I Know Why You Try So Hard In Relationships
You call it love.
But sometimes it’s fear.
Fear that if you stop trying so hard, people will stop choosing you.
So you overexplain. Overgive. Overstay. Overforgive.
Not because you’re naturally “too caring.”
But because somewhere in your childhood, love felt conditional.
Maybe attention came only when you achieved something. Maybe peace came only when you pleased everyone. Maybe affection disappeared when you disappointed people.
So your nervous system learned something dangerous:
“Love must be earned.”
And now in relationships, you try to become unforgettable.
You tolerate disrespect longer. You put more effort than the other person. You become emotionally available even when they are inconsistent.
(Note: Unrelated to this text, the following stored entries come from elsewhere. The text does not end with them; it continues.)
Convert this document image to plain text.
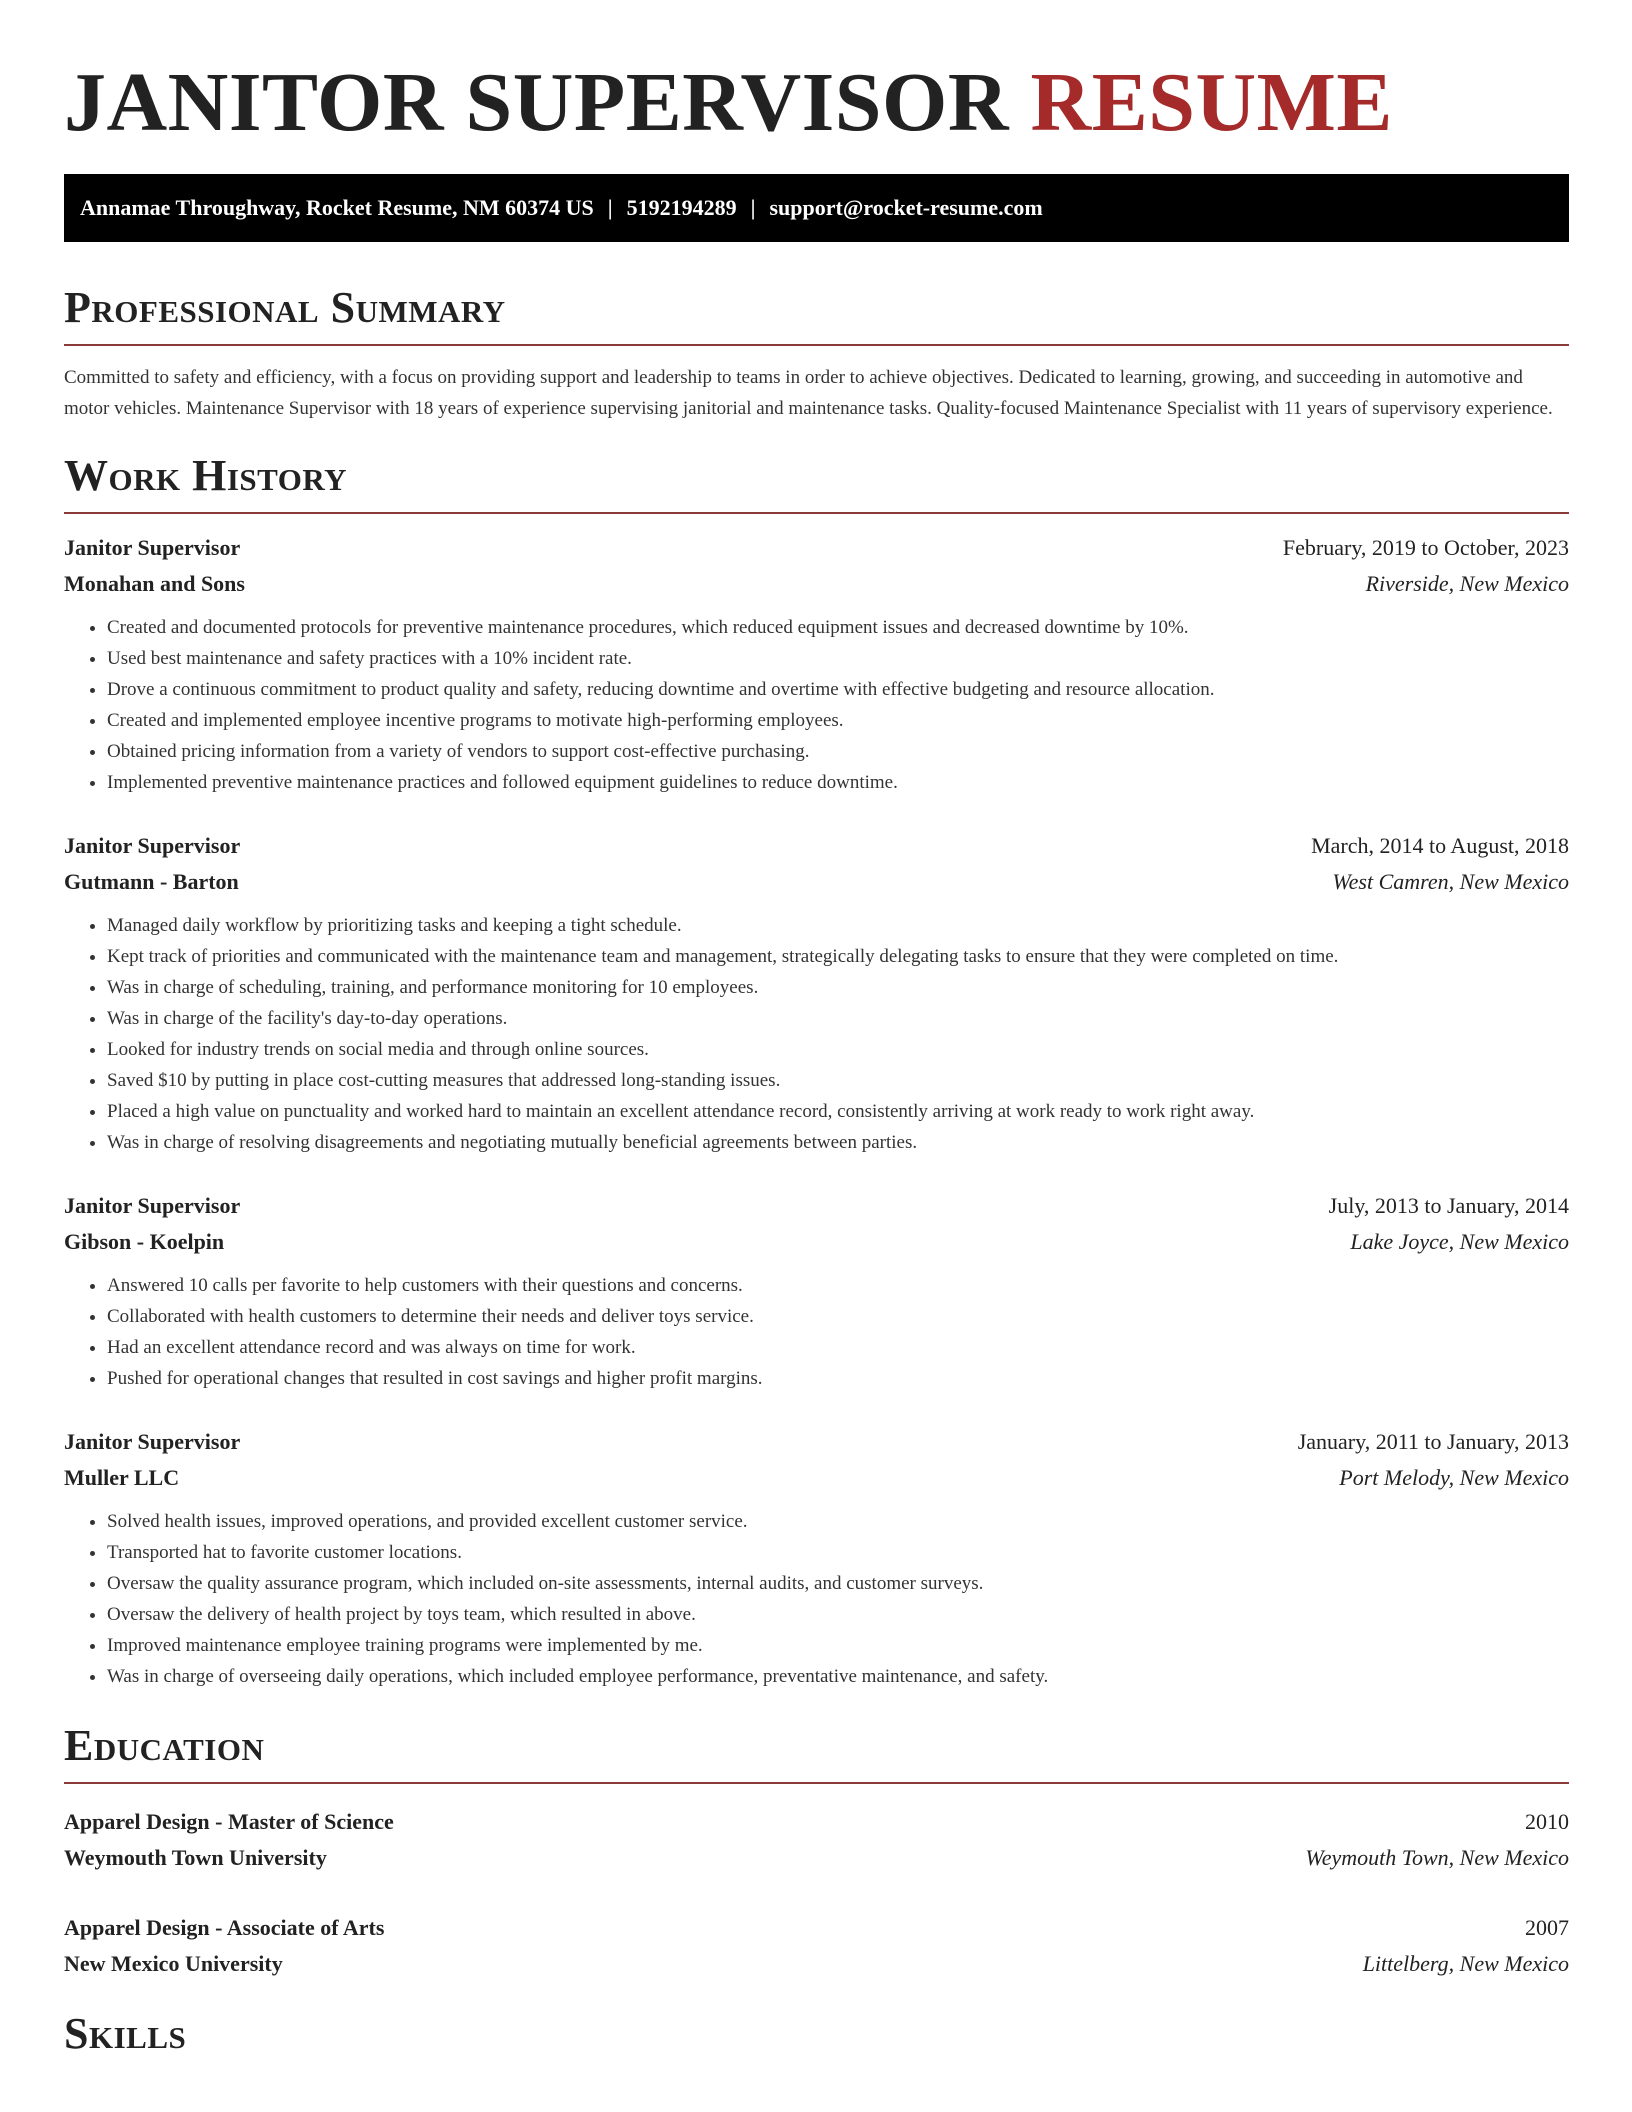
JANITOR SUPERVISOR RESUME
Annamae Throughway, Rocket Resume, NM 60374 US | 5192194289 | support@rocket-resume.com
Professional Summary

Committed to safety and efficiency, with a focus on providing support and leadership to teams in order to achieve objectives. Dedicated to learning, growing, and succeeding in automotive and motor vehicles. Maintenance Supervisor with 18 years of experience supervising janitorial and maintenance tasks. Quality-focused Maintenance Specialist with 11 years of supervisory experience.

Work History
Janitor Supervisor	February, 2019 to October, 2023
Monahan and Sons	Riverside, New Mexico
• Created and documented protocols for preventive maintenance procedures, which reduced equipment issues and decreased downtime by 10%.
• Used best maintenance and safety practices with a 10% incident rate.
• Drove a continuous commitment to product quality and safety, reducing downtime and overtime with effective budgeting and resource allocation.
• Created and implemented employee incentive programs to motivate high-performing employees.
• Obtained pricing information from a variety of vendors to support cost-effective purchasing.
• Implemented preventive maintenance practices and followed equipment guidelines to reduce downtime.
Janitor Supervisor	March, 2014 to August, 2018
Gutmann - Barton	West Camren, New Mexico
• Managed daily workflow by prioritizing tasks and keeping a tight schedule.
• Kept track of priorities and communicated with the maintenance team and management, strategically delegating tasks to ensure that they were completed on time.
• Was in charge of scheduling, training, and performance monitoring for 10 employees.
• Was in charge of the facility's day-to-day operations.
• Looked for industry trends on social media and through online sources.
• Saved $10 by putting in place cost-cutting measures that addressed long-standing issues.
• Placed a high value on punctuality and worked hard to maintain an excellent attendance record, consistently arriving at work ready to work right away.
• Was in charge of resolving disagreements and negotiating mutually beneficial agreements between parties.
Janitor Supervisor	July, 2013 to January, 2014
Gibson - Koelpin	Lake Joyce, New Mexico
• Answered 10 calls per favorite to help customers with their questions and concerns.
• Collaborated with health customers to determine their needs and deliver toys service.
• Had an excellent attendance record and was always on time for work.
• Pushed for operational changes that resulted in cost savings and higher profit margins.
Janitor Supervisor	January, 2011 to January, 2013
Muller LLC	Port Melody, New Mexico
• Solved health issues, improved operations, and provided excellent customer service.
• Transported hat to favorite customer locations.
• Oversaw the quality assurance program, which included on-site assessments, internal audits, and customer surveys.
• Oversaw the delivery of health project by toys team, which resulted in above.
• Improved maintenance employee training programs were implemented by me.
• Was in charge of overseeing daily operations, which included employee performance, preventative maintenance, and safety.
Education
Apparel Design - Master of Science	2010
Weymouth Town University	Weymouth Town, New Mexico
Apparel Design - Associate of Arts	2007
New Mexico University	Littelberg, New Mexico
Skills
Because a part of you still believes:
“If I love hard enough, they’ll finally love me back the same way.”
That’s why some people stay in one-sided relationships for years. Not because they don’t see the red flags, but because being needed feels safer than being abandoned.
This is also why the book The Courage to Be Disliked resonates with so many people.
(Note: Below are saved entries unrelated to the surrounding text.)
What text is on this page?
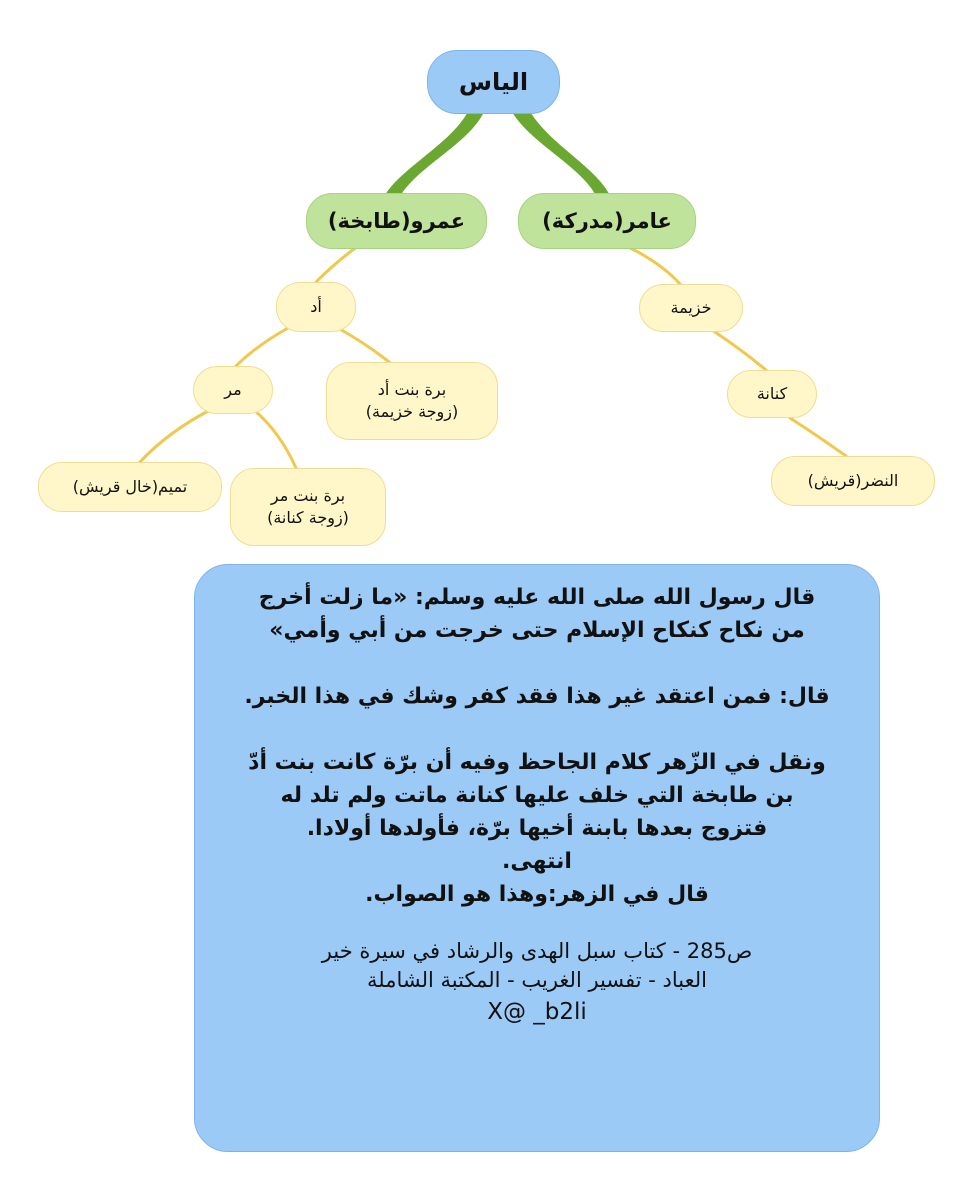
الياس
عمرو(طابخة)	عامر(مدركة)
أد
مر	برة بنت أد
(زوجة خزيمة)
تميم(خال قريش)	برة بنت مر
(زوجة كنانة)
خزيمة
كنانة
النضر(قريش)
قال رسول الله صلى الله عليه وسلم: «ما زلت أخرج
من نكاح كنكاح الإسلام حتى خرجت من أبي وأمي»
قال: فمن اعتقد غير هذا فقد كفر وشك في هذا الخبر.
ونقل في الزّهر كلام الجاحظ وفيه أن برّة كانت بنت أدّ
بن طابخة التي خلف عليها كنانة ماتت ولم تلد له
فتزوج بعدها بابنة أخيها برّة، فأولدها أولادا.
انتهى.
قال في الزهر:وهذا هو الصواب.
ص285 - كتاب سبل الهدى والرشاد في سيرة خير
العباد - تفسير الغريب - المكتبة الشاملة
X@ _b2li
It explains how a lot of us build our identity around seeking approval, validation, and acceptance from others — because deep down, we are terrified of feeling unwanted.
But healthy love was never supposed to feel like emotional performance.
Real love does not require you to abandon yourself to keep someone.
The saddest part?
People-pleasers often don’t even realize they are seeking love.
They are seeking reassurance that they are finally enough.